Ingredients:
- 1.5 lbs boneless skinless chicken breast, sliced into 1/4-inch strips
- 1 tbsp cornstarch
- 1 tbsp low sodium soy sauce
- 0.5 tsp black pepper
- 3 cloves garlic, minced
- 1 tbsp fresh ginger, grated
- 2 cups broccoli florets
- 1 medium red bell pepper, sliced
- 2 medium carrots, julienned
- 1 cup snap peas
- 2 tbsp grapeseed oil
- 0.25 cup low sodium chicken broth
- 0.25 cup soy sauce
- 1 tbsp honey
- 1 tsp toasted sesame oil
- 1 tsp rice vinegar
Instructions:
- Combine 1.5 lbs sliced chicken with 1 tbsp cornstarch, 1 tbsp soy sauce, and 0.5 tsp pepper. Note: This creates the velveting barrier for moisture retention.

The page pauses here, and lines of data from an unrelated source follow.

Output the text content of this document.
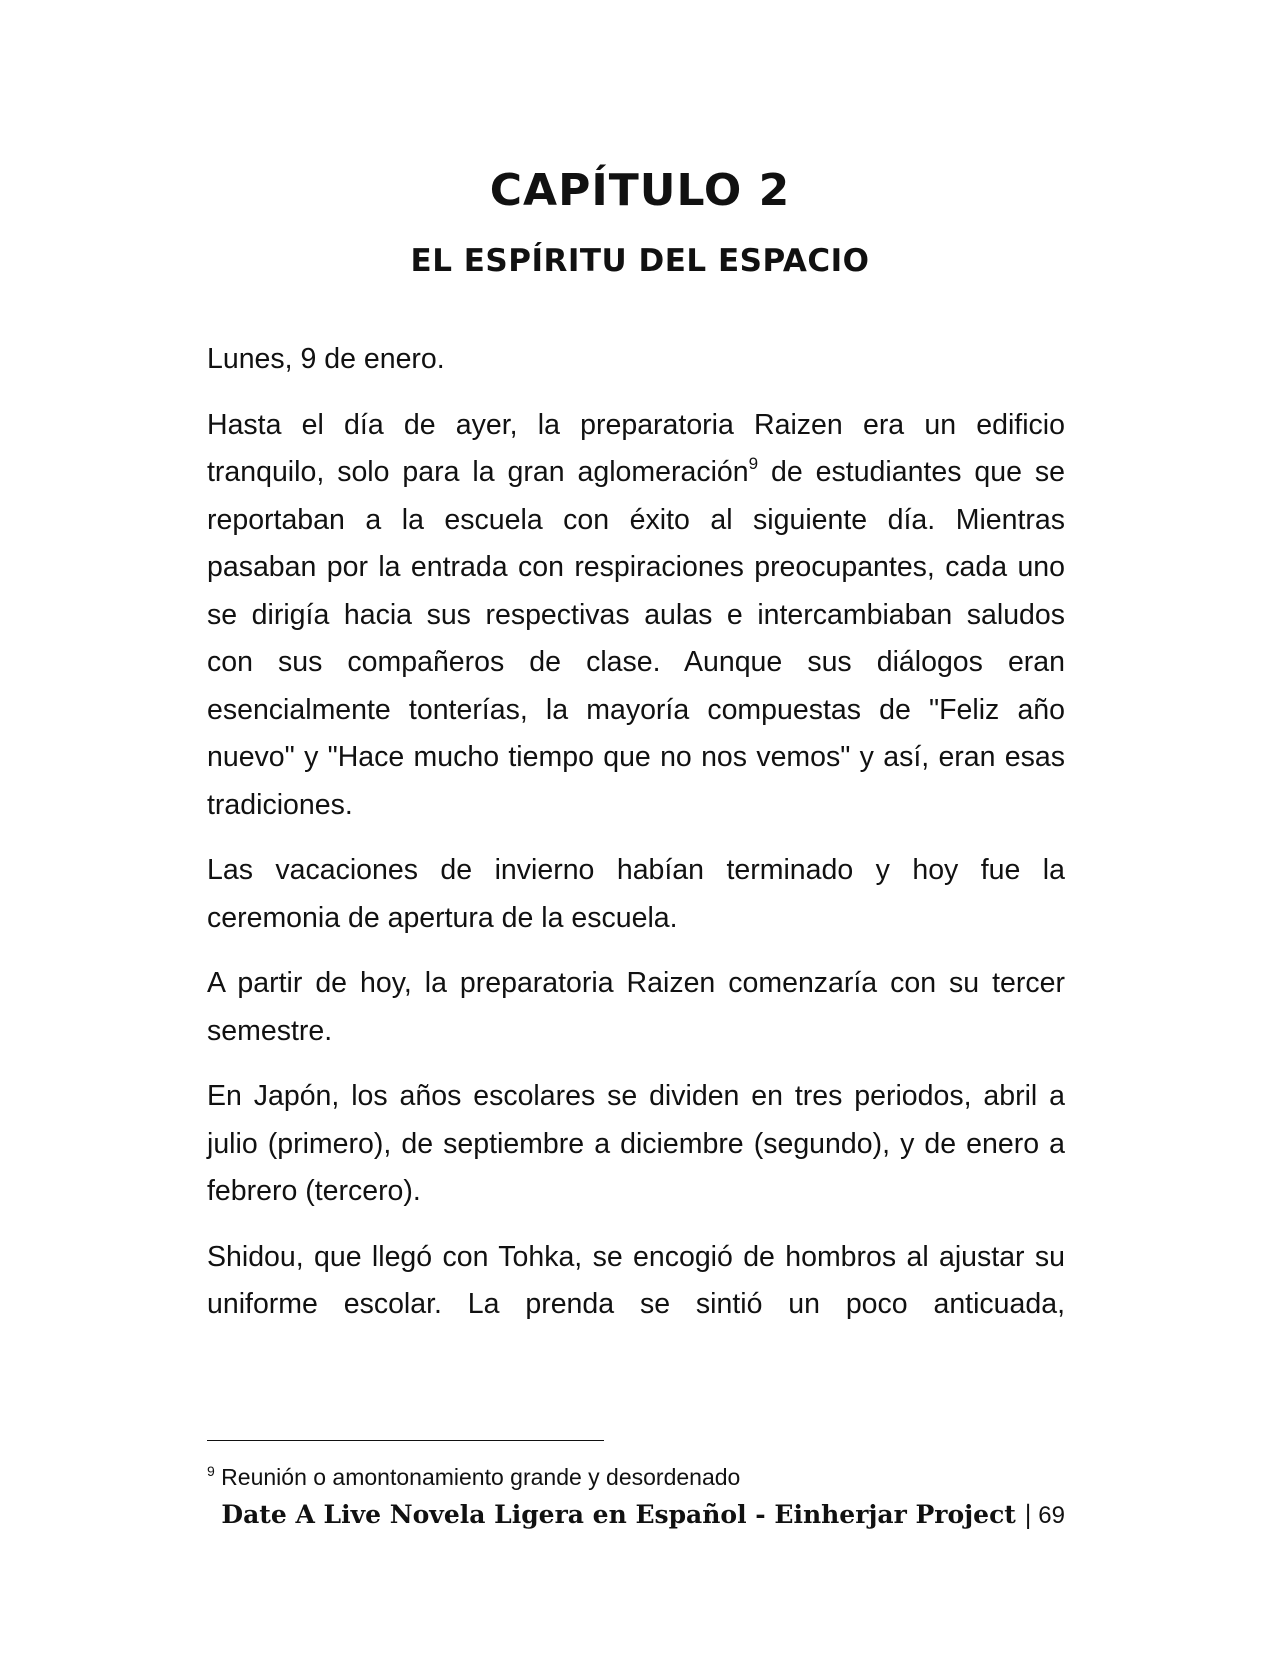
CAPÍTULO 2
EL ESPÍRITU DEL ESPACIO

Lunes, 9 de enero.

Hasta el día de ayer, la preparatoria Raizen era un edificio tranquilo, solo para la gran aglomeración$^9$ de estudiantes que se reportaban a la escuela con éxito al siguiente día. Mientras pasaban por la entrada con respiraciones preocupantes, cada uno se dirigía hacia sus respectivas aulas e intercambiaban saludos con sus compañeros de clase. Aunque sus diálogos eran esencialmente tonterías, la mayoría compuestas de "Feliz año nuevo" y "Hace mucho tiempo que no nos vemos" y así, eran esas tradiciones.

Las vacaciones de invierno habían terminado y hoy fue la ceremonia de apertura de la escuela.

A partir de hoy, la preparatoria Raizen comenzaría con su tercer semestre.

En Japón, los años escolares se dividen en tres periodos, abril a julio (primero), de septiembre a diciembre (segundo), y de enero a febrero (tercero).

Shidou, que llegó con Tohka, se encogió de hombros al ajustar su uniforme escolar. La prenda se sintió un poco anticuada,

$^9$ Reunión o amontonamiento grande y desordenado
Date A Live Novela Ligera en Español - Einherjar Project | 69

- Mix 0.25 cup broth, 0.25 cup soy sauce, 1 tbsp honey, 1 tsp sesame oil, and 1 tsp rice vinegar. Note: Dissolving the honey now ensures an even glaze later.
- Mince 3 cloves garlic and grate 1 tbsp fresh ginger. Note: Keep these separate from the veggies as they cook much faster.
- Add 1 tbsp grapeseed oil to a large skillet over high heat until the oil shimmers and barely wisps smoke.
- Add the chicken in a single layer and cook for 3 minutes until golden on the edges and opaque. Remove from the pan and set aside.
- Add the remaining 1 tbsp oil, then the garlic and ginger for 30 seconds until the scent is sharp and fragrant.
- Toss in 2 cups broccoli, 1 sliced red pepper, 2 julienned carrots, and 1 cup snap peas. Note: Stir constantly to prevent hot spots.
- Cook the veggies for 4 minutes until colors are vibrant and edges are slightly charred but still firm.
- Return the chicken to the pan and pour in the whisked sauce. Note: The residual cornstarch on the chicken will help thicken the liquid.
- Toss everything for 1-2 minutes until the sauce turns into a thick, glossy lacquer that coats every piece.